Com a expansão do trabalho remoto e das ferramentas digitais, o trabalho bancário deixou de estar limitado às agências. Computadores, celulares e sistemas internos permitem que muitas atividades sejam realizadas à distância. Por isso, a paralisação também precisa considerar essa nova realidade.
A orientação do SindBancários é clara: durante as 24 horas de mobilização, os trabalhadores não devem realizar tarefas relacionadas ao trabalho, seja presencialmente ou de casa. Isso inclui acessar sistemas, atender clientes, responder demandas ou executar qualquer atividade profissional remotamente.
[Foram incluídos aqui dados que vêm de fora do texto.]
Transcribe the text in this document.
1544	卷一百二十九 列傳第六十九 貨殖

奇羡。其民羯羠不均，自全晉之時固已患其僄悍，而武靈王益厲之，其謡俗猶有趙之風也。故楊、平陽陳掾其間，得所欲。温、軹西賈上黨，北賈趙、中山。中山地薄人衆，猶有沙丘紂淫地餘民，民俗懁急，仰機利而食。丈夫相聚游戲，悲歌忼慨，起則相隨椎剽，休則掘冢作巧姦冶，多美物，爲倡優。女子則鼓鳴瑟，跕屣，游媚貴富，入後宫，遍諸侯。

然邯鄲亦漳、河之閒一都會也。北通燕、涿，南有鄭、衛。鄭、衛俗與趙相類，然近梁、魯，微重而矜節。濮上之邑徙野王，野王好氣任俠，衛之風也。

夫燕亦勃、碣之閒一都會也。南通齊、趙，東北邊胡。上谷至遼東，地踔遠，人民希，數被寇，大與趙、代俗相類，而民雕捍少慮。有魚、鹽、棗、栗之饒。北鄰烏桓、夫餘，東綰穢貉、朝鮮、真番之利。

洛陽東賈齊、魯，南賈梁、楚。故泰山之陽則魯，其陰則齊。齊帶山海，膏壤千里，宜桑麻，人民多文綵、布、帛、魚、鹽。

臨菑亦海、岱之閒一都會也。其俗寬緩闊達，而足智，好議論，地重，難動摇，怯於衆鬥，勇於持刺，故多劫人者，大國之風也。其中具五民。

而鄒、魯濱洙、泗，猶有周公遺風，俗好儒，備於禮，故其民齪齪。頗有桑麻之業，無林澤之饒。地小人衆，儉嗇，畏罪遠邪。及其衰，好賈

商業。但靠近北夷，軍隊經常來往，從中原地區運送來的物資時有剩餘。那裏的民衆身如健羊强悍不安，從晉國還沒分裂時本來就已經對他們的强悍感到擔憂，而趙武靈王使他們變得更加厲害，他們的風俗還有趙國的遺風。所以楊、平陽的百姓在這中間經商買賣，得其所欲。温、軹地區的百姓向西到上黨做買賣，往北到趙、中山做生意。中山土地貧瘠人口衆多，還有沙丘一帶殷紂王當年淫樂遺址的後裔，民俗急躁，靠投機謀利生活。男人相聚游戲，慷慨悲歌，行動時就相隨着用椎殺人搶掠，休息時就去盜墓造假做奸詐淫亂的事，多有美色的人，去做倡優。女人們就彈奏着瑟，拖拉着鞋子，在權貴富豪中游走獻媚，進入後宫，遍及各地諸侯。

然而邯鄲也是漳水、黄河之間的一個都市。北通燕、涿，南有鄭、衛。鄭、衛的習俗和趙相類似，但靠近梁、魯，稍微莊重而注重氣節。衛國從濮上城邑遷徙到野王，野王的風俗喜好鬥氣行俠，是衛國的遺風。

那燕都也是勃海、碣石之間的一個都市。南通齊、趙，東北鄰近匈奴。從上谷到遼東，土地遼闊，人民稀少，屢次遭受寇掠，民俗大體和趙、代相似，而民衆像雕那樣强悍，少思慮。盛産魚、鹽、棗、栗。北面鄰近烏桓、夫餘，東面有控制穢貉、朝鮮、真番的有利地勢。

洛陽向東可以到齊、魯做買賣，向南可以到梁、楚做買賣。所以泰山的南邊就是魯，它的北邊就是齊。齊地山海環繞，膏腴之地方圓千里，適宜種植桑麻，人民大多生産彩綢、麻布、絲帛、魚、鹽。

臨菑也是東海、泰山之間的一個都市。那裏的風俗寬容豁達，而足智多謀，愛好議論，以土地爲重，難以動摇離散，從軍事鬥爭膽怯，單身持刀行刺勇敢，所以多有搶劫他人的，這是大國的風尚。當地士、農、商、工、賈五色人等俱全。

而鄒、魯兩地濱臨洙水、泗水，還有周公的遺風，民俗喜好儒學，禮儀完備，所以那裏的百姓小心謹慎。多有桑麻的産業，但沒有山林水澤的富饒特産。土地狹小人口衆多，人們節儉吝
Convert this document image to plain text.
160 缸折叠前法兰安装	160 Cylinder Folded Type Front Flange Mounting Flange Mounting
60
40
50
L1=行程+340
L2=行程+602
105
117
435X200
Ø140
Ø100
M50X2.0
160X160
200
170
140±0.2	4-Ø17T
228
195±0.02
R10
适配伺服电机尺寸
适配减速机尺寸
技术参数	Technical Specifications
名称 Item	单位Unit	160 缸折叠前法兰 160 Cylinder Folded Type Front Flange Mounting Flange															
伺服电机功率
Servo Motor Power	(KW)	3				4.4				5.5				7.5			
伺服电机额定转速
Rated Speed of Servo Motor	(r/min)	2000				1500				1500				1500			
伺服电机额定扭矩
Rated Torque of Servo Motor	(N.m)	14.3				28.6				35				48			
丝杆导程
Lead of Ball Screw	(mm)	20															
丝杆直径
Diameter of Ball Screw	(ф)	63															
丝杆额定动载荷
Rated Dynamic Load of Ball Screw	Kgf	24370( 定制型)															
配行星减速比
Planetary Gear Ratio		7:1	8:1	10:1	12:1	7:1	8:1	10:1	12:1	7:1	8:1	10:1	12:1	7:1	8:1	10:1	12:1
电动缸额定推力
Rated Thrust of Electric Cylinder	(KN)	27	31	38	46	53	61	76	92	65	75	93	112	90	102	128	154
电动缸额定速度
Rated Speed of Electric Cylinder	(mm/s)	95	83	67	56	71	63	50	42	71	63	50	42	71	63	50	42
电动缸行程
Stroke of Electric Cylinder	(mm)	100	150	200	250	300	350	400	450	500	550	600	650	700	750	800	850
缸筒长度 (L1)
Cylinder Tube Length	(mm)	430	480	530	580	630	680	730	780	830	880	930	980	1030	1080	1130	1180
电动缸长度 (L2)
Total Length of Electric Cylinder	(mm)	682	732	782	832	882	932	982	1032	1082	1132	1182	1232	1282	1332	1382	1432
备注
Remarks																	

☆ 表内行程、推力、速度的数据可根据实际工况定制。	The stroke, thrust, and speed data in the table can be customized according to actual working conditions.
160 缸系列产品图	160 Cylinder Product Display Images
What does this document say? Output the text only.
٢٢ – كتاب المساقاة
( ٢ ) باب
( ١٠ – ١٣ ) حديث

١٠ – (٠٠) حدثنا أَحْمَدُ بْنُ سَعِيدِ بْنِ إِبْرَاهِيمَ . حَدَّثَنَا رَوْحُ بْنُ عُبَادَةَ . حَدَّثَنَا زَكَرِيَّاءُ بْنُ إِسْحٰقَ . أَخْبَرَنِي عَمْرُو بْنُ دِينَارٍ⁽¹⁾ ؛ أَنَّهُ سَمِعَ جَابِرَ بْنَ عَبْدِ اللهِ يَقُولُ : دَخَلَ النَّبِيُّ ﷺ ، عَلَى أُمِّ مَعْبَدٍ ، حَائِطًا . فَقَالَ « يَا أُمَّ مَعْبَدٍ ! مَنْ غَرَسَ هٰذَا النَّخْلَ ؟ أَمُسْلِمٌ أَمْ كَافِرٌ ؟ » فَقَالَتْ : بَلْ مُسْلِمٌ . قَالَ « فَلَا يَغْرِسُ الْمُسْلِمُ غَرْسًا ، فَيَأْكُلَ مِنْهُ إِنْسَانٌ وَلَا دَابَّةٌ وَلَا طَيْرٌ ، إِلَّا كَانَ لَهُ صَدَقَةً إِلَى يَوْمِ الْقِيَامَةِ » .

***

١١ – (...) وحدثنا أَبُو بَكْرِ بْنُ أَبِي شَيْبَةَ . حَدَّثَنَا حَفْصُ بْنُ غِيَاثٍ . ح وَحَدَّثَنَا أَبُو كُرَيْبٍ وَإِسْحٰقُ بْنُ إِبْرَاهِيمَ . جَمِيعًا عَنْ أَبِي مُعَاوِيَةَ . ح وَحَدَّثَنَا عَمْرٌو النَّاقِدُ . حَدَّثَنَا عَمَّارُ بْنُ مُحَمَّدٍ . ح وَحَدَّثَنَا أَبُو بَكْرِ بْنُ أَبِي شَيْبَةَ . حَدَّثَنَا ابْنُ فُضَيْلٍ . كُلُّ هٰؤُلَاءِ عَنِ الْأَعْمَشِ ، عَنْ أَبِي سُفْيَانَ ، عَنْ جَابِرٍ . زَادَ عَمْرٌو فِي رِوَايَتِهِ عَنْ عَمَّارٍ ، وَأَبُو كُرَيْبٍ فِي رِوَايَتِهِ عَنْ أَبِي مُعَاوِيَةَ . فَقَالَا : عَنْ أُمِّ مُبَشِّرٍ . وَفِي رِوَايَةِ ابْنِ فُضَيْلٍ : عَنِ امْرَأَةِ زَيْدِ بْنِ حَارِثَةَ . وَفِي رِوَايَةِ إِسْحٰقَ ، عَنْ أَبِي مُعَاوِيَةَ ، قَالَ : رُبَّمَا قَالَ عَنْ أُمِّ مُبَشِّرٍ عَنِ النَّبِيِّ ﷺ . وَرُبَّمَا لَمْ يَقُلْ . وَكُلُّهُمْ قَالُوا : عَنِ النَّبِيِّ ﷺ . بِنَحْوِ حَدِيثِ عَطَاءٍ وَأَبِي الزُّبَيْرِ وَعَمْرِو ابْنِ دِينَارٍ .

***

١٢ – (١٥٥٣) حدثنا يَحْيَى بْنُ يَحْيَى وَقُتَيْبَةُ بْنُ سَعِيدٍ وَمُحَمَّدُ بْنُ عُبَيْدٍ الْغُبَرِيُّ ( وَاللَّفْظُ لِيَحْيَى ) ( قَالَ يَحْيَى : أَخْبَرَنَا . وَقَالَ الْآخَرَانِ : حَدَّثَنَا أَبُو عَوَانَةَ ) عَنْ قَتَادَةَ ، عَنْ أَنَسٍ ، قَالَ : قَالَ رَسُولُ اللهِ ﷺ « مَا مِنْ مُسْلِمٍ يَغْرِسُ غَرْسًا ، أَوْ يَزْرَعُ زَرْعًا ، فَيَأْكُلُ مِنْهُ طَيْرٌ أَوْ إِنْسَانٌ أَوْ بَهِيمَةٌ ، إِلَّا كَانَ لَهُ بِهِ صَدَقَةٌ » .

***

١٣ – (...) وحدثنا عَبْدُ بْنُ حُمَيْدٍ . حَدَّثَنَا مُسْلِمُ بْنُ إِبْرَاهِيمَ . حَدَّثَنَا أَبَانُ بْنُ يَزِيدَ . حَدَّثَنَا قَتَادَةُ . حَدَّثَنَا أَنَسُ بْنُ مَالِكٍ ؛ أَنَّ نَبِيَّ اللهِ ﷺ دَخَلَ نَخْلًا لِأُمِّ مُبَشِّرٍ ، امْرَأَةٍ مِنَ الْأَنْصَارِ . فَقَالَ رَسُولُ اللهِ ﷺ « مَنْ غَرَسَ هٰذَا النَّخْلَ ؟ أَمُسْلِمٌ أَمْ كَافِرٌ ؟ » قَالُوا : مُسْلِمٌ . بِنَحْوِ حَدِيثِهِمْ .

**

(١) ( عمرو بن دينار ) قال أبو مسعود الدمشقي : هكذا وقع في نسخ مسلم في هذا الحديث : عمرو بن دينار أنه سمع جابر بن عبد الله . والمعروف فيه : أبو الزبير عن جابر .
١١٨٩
Mais do que interromper serviços, a mobilização representa um alerta sobre as condições de trabalho em uma categoria que vem sendo impactada pela digitalização, pela mudança na rotina profissional e pelas novas formas de organização do trabalho.
A paralisação, portanto, não deve ser vista apenas como um transtorno para quem precisa utilizar os serviços bancários. Ela simboliza uma reivindicação por valorização, respeito e condições adequadas de trabalho em um setor que mudou — e continua mudando — rapidamente.